Refugee Admissions Still Slumping Under Biden

A group of migrant families from Central America walk alongside the border wall between the U.S. and Mexico in January 2023. (Photo by Salwan Georges/The Washington Post via Getty Images)

Dauda Sesay watched in horror 30 years ago as armed rebels in Sierra Leone’s brutal civil war overran his hometown, rounded up five of his friends, and amputated their hands. His hand was under the blade next when his father ran in to plead for the boys’ lives, but the rebels killed him instead. Sesay escaped with a gunshot wound in his left leg and an injured right hand.
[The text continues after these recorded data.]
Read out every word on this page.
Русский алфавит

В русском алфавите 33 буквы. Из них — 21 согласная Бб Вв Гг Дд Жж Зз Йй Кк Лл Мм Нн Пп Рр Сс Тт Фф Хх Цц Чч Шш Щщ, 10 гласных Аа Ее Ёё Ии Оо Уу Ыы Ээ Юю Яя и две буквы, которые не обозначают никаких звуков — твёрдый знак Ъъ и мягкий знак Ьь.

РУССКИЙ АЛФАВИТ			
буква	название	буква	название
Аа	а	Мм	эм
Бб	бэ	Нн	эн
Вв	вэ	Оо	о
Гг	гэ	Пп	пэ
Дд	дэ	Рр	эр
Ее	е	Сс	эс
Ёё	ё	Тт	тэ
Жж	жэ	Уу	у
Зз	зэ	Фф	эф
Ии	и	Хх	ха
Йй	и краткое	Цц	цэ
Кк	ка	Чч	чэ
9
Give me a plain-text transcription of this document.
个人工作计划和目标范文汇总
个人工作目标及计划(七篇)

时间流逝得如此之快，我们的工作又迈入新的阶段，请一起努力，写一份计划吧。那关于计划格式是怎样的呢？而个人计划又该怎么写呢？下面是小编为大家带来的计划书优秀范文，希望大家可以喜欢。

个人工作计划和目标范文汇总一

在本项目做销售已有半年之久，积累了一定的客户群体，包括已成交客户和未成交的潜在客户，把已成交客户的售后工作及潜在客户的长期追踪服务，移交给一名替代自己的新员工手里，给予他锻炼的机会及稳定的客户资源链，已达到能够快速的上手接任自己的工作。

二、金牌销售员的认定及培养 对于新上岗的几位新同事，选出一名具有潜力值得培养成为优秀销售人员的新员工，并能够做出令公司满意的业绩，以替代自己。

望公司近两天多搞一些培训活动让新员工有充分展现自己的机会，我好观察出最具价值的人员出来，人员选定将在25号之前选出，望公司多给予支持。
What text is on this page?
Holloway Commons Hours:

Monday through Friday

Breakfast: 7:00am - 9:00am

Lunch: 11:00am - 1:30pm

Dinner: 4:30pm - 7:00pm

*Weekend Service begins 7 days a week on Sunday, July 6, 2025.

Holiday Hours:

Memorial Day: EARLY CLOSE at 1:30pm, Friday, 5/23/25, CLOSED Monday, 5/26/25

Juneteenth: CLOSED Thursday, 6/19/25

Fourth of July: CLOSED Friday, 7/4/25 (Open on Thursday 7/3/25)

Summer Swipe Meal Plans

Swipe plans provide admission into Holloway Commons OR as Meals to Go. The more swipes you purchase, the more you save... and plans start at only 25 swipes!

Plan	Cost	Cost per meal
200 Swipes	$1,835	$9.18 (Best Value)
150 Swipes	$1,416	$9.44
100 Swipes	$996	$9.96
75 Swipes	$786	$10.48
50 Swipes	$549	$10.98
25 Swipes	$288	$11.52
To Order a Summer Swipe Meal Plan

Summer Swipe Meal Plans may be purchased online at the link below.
He spent 10 years in a Gambian refugee camp before coming to the United States as a refugee, becoming a citizen, founding the Louisiana Organization for Refugees and Immigrants, and serving on the board of the advocacy group Refugee Congress.

“I would have preferred to stay or remain in my homeland,” Sesay told a panel of senators meeting Wednesday to examine the current state of the U.S. refugee program. “I had no other choice but to leave. The refugee program was my only hope.”

Refugee advocates like Sesay are asking the Biden administration to do more to rebuild the United States’ languishing refugee program. Despite Biden’s promises to the contrary, admissions have remained low and infrastructure necessary to boost refugee admissions has eroded.